You may ask how do I approach someone who is out of my league? What’s out of your league? The only person that determines who you can and can't have is YOU! Don't try to be too direct too soon. Become friends with the other person and get to know their likes and dislikes and what they do and don't do and just a little bit about them. Make sure that you have something in common with them so that you'll always have something to talk about. If you can't hold a conversation in person or via the internet for that matter, what makes you think that you'll be able to keep their attention in a relationship?
Ladies, sometimes men just want to get to know a little about you before they ask for your number. They want to make sure that you're interesting enough to keep their attention mentally, not just physically. Therefore ladies do not direct the conversation towards sex. If you do this the only thing that the man will come to you for is sex and he will continue to pursue someone who is not as easy as you are. Remember, men love to chase you. Don't make it too easy for them but don't play games either. If you want sex then go for it but prepared to be labeled.

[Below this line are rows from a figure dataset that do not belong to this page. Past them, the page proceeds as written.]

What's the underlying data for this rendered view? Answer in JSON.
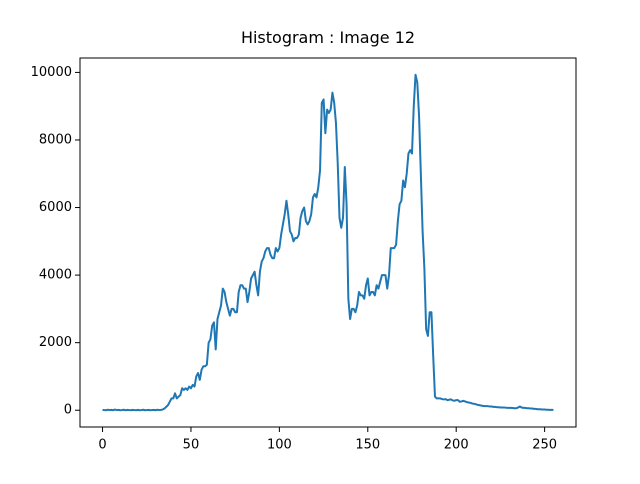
{
  "chart_data": {
    "type": "line",
    "title": "Histogram : Image 12",
    "color": "#1f77b4",
    "x": [
      0,
      1,
      2,
      3,
      4,
      5,
      6,
      7,
      8,
      9,
      10,
      11,
      12,
      13,
      14,
      15,
      16,
      17,
      18,
      19,
      20,
      21,
      22,
      23,
      24,
      25,
      26,
      27,
      28,
      29,
      30,
      31,
      32,
      33,
      34,
      35,
      36,
      37,
      38,
      39,
      40,
      41,
      42,
      43,
      44,
      45,
      46,
      47,
      48,
      49,
      50,
      51,
      52,
      53,
      54,
      55,
      56,
      57,
      58,
      59,
      60,
      61,
      62,
      63,
      64,
      65,
      66,
      67,
      68,
      69,
      70,
      71,
      72,
      73,
      74,
      75,
      76,
      77,
      78,
      79,
      80,
      81,
      82,
      83,
      84,
      85,
      86,
      87,
      88,
      89,
      90,
      91,
      92,
      93,
      94,
      95,
      96,
      97,
      98,
      99,
      100,
      101,
      102,
      103,
      104,
      105,
      106,
      107,
      108,
      109,
      110,
      111,
      112,
      113,
      114,
      115,
      116,
      117,
      118,
      119,
      120,
      121,
      122,
      123,
      124,
      125,
      126,
      127,
      128,
      129,
      130,
      131,
      132,
      133,
      134,
      135,
      136,
      137,
      138,
      139,
      140,
      141,
      142,
      143,
      144,
      145,
      146,
      147,
      148,
      149,
      150,
      151,
      152,
      153,
      154,
      155,
      156,
      157,
      158,
      159,
      160,
      161,
      162,
      163,
      164,
      165,
      166,
      167,
      168,
      169,
      170,
      171,
      172,
      173,
      174,
      175,
      176,
      177,
      178,
      179,
      180,
      181,
      182,
      183,
      184,
      185,
      186,
      187,
      188,
      189,
      190,
      191,
      192,
      193,
      194,
      195,
      196,
      197,
      198,
      199,
      200,
      201,
      202,
      203,
      204,
      205,
      206,
      207,
      208,
      209,
      210,
      211,
      212,
      213,
      214,
      215,
      216,
      217,
      218,
      219,
      220,
      221,
      222,
      223,
      224,
      225,
      226,
      227,
      228,
      229,
      230,
      231,
      232,
      233,
      234,
      235,
      236,
      237,
      238,
      239,
      240,
      241,
      242,
      243,
      244,
      245,
      246,
      247,
      248,
      249,
      250,
      251,
      252,
      253,
      254,
      255
    ],
    "values": [
      10,
      5,
      0,
      15,
      5,
      10,
      0,
      20,
      5,
      10,
      0,
      5,
      15,
      0,
      10,
      5,
      0,
      10,
      5,
      0,
      10,
      0,
      5,
      15,
      0,
      5,
      10,
      0,
      5,
      10,
      0,
      15,
      5,
      10,
      20,
      50,
      100,
      150,
      250,
      350,
      350,
      500,
      350,
      400,
      450,
      650,
      600,
      650,
      600,
      700,
      650,
      750,
      700,
      1000,
      1100,
      900,
      1200,
      1300,
      1300,
      1350,
      2000,
      2100,
      2500,
      2600,
      1800,
      2700,
      2900,
      3100,
      3600,
      3500,
      3200,
      3000,
      2800,
      3000,
      3000,
      2900,
      2900,
      3500,
      3700,
      3700,
      3600,
      3600,
      3200,
      3500,
      3900,
      4000,
      4100,
      3700,
      3400,
      4100,
      4400,
      4500,
      4700,
      4800,
      4800,
      4600,
      4500,
      4500,
      4800,
      4700,
      4800,
      5200,
      5500,
      5800,
      6200,
      5800,
      5300,
      5200,
      5000,
      5100,
      5100,
      5200,
      5700,
      5900,
      6000,
      5600,
      5500,
      5600,
      5800,
      6300,
      6400,
      6300,
      6600,
      7100,
      9100,
      9200,
      8200,
      8900,
      8800,
      8900,
      9400,
      9100,
      8500,
      7300,
      5700,
      5400,
      5700,
      7200,
      6100,
      3300,
      2700,
      3000,
      3000,
      2900,
      3100,
      3500,
      3400,
      3400,
      3300,
      3700,
      3900,
      3400,
      3500,
      3500,
      3400,
      3700,
      3600,
      3800,
      4000,
      4000,
      4000,
      3600,
      4000,
      4800,
      4800,
      4800,
      4900,
      5600,
      6100,
      6200,
      6800,
      6600,
      7000,
      7600,
      7700,
      7600,
      9000,
      9930,
      9700,
      8700,
      7000,
      5300,
      4200,
      2400,
      2200,
      2900,
      2900,
      1600,
      400,
      350,
      350,
      350,
      330,
      320,
      330,
      300,
      310,
      320,
      290,
      280,
      300,
      300,
      250,
      260,
      280,
      260,
      240,
      230,
      220,
      200,
      190,
      180,
      160,
      150,
      140,
      130,
      120,
      120,
      120,
      110,
      110,
      100,
      100,
      90,
      90,
      80,
      80,
      80,
      75,
      70,
      70,
      70,
      65,
      60,
      60,
      80,
      110,
      80,
      70,
      70,
      60,
      60,
      50,
      50,
      40,
      40,
      30,
      30,
      25,
      20,
      20,
      15,
      15,
      10,
      10,
      10
    ],
    "xlim": [
      -12.75,
      267.75
    ],
    "ylim": [
      -496.5,
      10426.5
    ],
    "xticks": [
      0,
      50,
      100,
      150,
      200,
      250
    ],
    "yticks": [
      0,
      2000,
      4000,
      6000,
      8000,
      10000
    ]
  }
}
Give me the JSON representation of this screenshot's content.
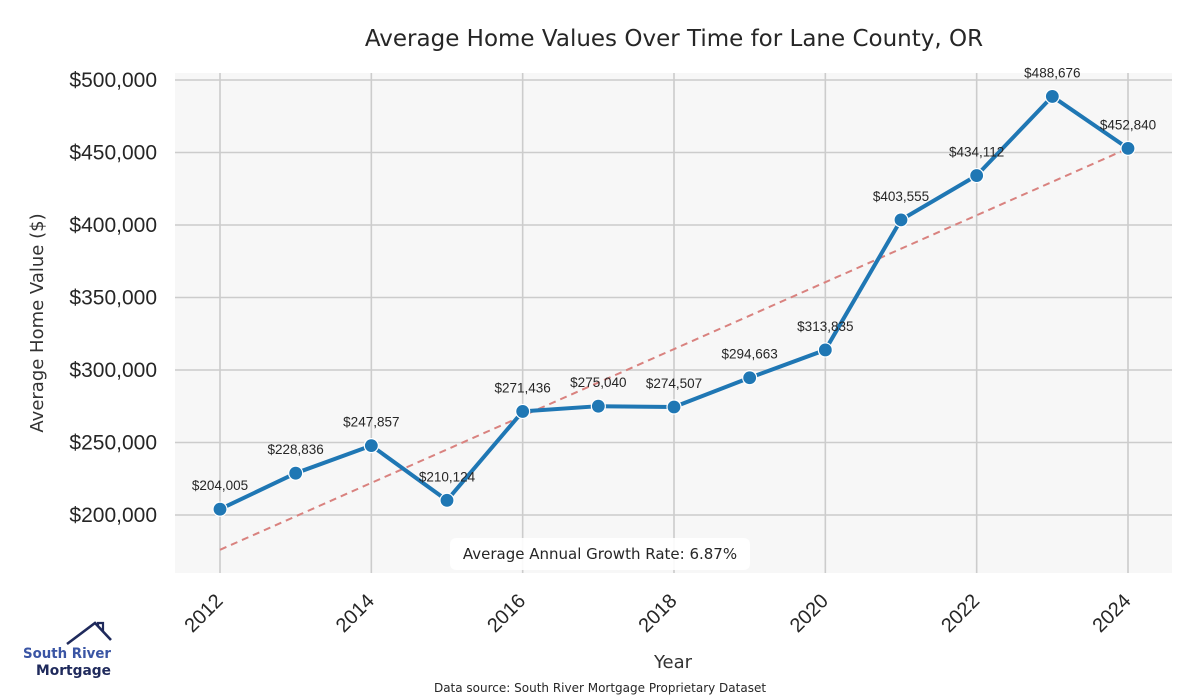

Guys, women can not read your mind so say what you mean and don't talk in circles. Don't offer up hints because we won't read into them. If you are interested then give her your number, and then if she shares interest she will call. If you are serious then show her how serious you are by giving her an open line of communication. A real woman will give her honest opinion up front... if she is interested you will know it. Also, don't try to spit game at us... we HATE IT! But, don't lead us on either. If you have no intention of getting to know who we are and what we are about then don't entertain our conversation and ask open ended questions.
Playing games gets us nowhere so why not just come out and say what's on your mind? If you are interested in someone whether you are male or female let them know, otherwise you will walk around questioning yourself and their motives which is added stress that you don't need. Also, don't read too much into the situation. Sometimes people just want someone to talk to and have no interest in a romantic or intimate relationship. Sometimes men generally just want a friendship, but I can't really say the same for ladies.
It's really all about confidence. If you are that anxious to get to know EVERYTHING about someone then go for it... ask for their number and get shot down. The best thing to do is to let whatever is going to happen... happen. If you force something on someone you may mess up whatever it is that could have taken place. If it doesn't fit, it doesn't fit. Ladies and gentlemen, all I’m saying is that before you exchange numbers... think about what you are really asking for.